Basically, what is the best way to go about storing and using dense matrices in python?
I have a project that generates similarity metrics between every item in an array.
Each item is a custom class, and stores a pointer to the other class and a number representing it's "closeness" to that class.
Right now, it works brilliantly up to about ~8000 items, after which it fails with a out-of-memory error.
Basically, if you assume that each comparison uses ~30 (seems accurate based on testing) bytes to store the similarity, that means the total required memory is:
numItems^2 * itemSize = Memory
So the memory usage is exponential based on the number of items.
In my case, the memory size is ~30 bytes per link, so:
8000 * 8000 * 30 = 1,920,000,000 bytes, or 1.9 GB
which is right at the memory limit for a single thread.

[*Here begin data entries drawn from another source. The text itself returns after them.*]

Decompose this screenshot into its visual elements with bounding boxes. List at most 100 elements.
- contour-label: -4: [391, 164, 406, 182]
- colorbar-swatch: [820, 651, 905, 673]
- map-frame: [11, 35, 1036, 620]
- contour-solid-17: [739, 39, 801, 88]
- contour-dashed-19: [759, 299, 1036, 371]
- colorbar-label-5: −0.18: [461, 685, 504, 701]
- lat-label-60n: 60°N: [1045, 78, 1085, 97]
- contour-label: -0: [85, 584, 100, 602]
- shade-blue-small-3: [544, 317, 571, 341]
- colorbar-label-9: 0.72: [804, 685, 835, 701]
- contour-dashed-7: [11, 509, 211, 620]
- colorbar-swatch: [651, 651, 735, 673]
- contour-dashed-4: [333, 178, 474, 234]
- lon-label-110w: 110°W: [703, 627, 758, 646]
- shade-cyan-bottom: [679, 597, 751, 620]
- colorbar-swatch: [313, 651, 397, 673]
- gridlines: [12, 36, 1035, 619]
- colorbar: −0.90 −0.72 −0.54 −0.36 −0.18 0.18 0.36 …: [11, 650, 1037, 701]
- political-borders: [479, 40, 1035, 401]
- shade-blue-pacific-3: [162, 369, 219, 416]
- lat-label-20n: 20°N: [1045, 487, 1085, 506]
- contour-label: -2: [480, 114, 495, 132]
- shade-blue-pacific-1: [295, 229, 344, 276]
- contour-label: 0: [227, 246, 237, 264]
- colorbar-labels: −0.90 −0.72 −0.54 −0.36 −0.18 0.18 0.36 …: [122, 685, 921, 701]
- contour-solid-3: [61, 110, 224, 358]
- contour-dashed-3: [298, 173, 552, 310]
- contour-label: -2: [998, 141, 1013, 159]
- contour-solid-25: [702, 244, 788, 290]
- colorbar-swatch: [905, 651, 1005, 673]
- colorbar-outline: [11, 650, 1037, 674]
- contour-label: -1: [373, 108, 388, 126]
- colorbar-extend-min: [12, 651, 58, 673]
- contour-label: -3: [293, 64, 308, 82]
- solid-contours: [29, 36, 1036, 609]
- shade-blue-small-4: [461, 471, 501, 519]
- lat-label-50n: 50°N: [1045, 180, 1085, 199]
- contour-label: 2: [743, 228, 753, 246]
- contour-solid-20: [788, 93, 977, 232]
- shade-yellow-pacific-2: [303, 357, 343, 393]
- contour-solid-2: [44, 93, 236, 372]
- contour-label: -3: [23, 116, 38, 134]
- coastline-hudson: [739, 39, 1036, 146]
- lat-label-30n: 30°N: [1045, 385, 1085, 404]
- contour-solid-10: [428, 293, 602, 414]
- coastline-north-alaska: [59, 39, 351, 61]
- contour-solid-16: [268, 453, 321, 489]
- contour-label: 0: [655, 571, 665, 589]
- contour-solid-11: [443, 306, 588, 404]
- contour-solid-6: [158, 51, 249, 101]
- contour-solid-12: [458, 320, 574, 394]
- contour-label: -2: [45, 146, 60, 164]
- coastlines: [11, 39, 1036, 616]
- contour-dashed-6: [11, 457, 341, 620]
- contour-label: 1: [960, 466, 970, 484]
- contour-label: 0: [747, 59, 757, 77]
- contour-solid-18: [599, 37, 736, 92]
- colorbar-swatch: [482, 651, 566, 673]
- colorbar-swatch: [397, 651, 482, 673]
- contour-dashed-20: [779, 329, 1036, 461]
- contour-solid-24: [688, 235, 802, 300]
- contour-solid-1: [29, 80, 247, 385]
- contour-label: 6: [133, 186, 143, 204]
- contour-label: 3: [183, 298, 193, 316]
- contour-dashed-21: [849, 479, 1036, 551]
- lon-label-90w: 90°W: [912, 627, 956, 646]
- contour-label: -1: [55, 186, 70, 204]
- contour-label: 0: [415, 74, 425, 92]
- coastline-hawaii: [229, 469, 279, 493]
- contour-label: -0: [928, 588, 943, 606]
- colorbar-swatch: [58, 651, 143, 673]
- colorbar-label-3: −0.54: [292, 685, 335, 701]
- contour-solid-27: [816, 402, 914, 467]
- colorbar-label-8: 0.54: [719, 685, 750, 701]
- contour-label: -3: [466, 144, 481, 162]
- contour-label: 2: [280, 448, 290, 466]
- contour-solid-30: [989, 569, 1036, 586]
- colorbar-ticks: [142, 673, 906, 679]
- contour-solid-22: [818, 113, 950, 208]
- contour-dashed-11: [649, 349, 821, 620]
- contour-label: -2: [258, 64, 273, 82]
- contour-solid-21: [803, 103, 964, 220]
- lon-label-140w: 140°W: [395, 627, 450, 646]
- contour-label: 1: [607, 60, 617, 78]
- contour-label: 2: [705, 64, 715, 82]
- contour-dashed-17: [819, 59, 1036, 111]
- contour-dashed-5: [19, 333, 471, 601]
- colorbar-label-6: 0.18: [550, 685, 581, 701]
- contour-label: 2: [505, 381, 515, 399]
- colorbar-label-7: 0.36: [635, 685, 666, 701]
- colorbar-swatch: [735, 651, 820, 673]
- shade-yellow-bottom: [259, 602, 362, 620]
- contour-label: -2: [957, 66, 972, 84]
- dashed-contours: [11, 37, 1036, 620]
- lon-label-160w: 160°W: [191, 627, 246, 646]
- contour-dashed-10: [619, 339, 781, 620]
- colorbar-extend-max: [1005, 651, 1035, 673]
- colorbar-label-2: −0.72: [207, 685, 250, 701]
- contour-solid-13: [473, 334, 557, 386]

It seems to me that there has to be a more effective way of doing this. I've looked at memmapping, but it's already computationally intensive just to generate the similarity values, and bottlenecking it all through a harddrive seems a little ridiculous.
Edit
I've looked at numpy and scipy. Unfortunatly, they don't support very large arrays either.
>>> np.zeros((20000,20000), dtype=np.uint16)
Traceback (most recent call last):
File "<stdin>", line 1, in <module>
MemoryError
>>>
Further Edit
Numpy seems to be popular. However, numpy won't really do what I want, at least without another abstraction layer.
I don't want to store numbers, I want to store reference to classes. Numpy supports objects, but that doesn't really address the array size issues. I brought up numpy just as an example of what isn't working.
Any advice?
Edit Well, I wound up just rewriting all the logic so it no longer stores any redundant values, reducing the memory useage from O*n^2
to O*((n*(n-1))/2)
.
Basically, this whole affair is a version of the handshake problem, so I've switched from storing all links to only a single version of each link.
It's not a complete solution, but I generally don't have any datasets large enough to overflow it, so I think it will work out. PyTables is really interesting, but I don't know any SQL, and there doesn't appear to be any nice traditional slicing or index based way to access the table data. I may revisit the issue in the future.